What role do our memories play in how we hold on to people?
I romanticize my exes.
Even when years have passed, they cross my mind. I do this just enough so I can trick my self into thinking how I regret losing them.
I’m surrounded by phantoms; ghosts of lovers past who I tap into every time I want to feel wounded about my crap choices in partners, lovers and men who are far from perfect in reality; yet I paint them in very different and much more favorable colors.
I’m the painter, it’s my canvas I’ll cry on it if I want to.
I’m content with how my life is right now, and after some time has passed, I’m fine with my choice to not seek any further romantic involvement, with all my failed romantic escapades. Yet… my skin feels the touch points he touched, I romanticize this imperfect and quite ridiculous person into some prince charming when he was far from it…
I clung for years to my memories of these imperfect men like little nuggets of a fairy tale gone horribly bad.
Of course they were imperfect, not what I truly wanted or needed in my life then or now. My loneliness played tricks on me, and we all do this; I projected characteristics, reactions and romantic comedy bull shit scenarios to these toads, who adorned me with fancy words, and over the top flattery.
Rhinestone Cowboys I like to call them. You know the type of men who will pretty much say anything just to get recognition, a smile, vulnerability, and ultimately power over you. And you let them; despite all the cautionary tales, and your friends telling you he’s full of shit, and your own brain trying to avoid another collision course, because it’s inevitable you will fall for the ones who tell you what you want to hear.
When we sit down and take stock of our past failures in relationships with people who on the surface may have seemed “perfect for us”; ultimately what we lament is not the loss of these seemingly perfect people, but the loss of ourselves, in them.
We must not lose ourselves for the whims and wants of others.
We must not lose who we are, we must not lose who we want to become, or hold back to please other peoples idea of us.

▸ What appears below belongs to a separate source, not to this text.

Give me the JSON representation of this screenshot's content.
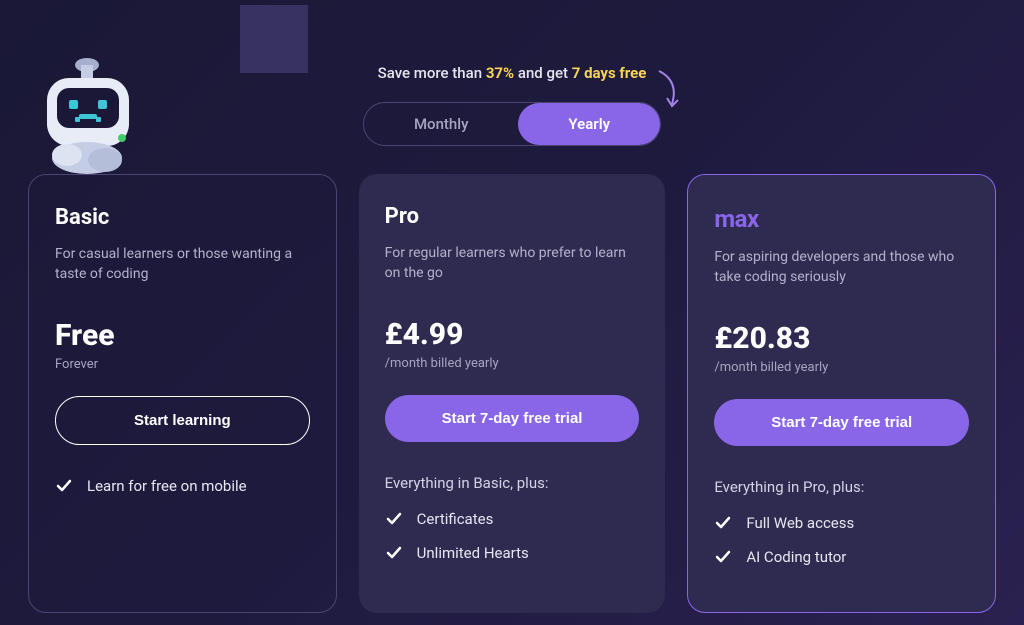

As hard as that is, as challenging as it may seem, holding out for those who meet us half way or all the way for that matter are far more gratifying, appealing and beautiful.
There is no time for false narratives, bad stories and fake vulnerability. Holding on to ghosts as backward as it may seem to many, has at least helped me know what I definitely don’t want. And for many, recognizing even that; is a start to letting go of the ghosts and the phantoms of the past.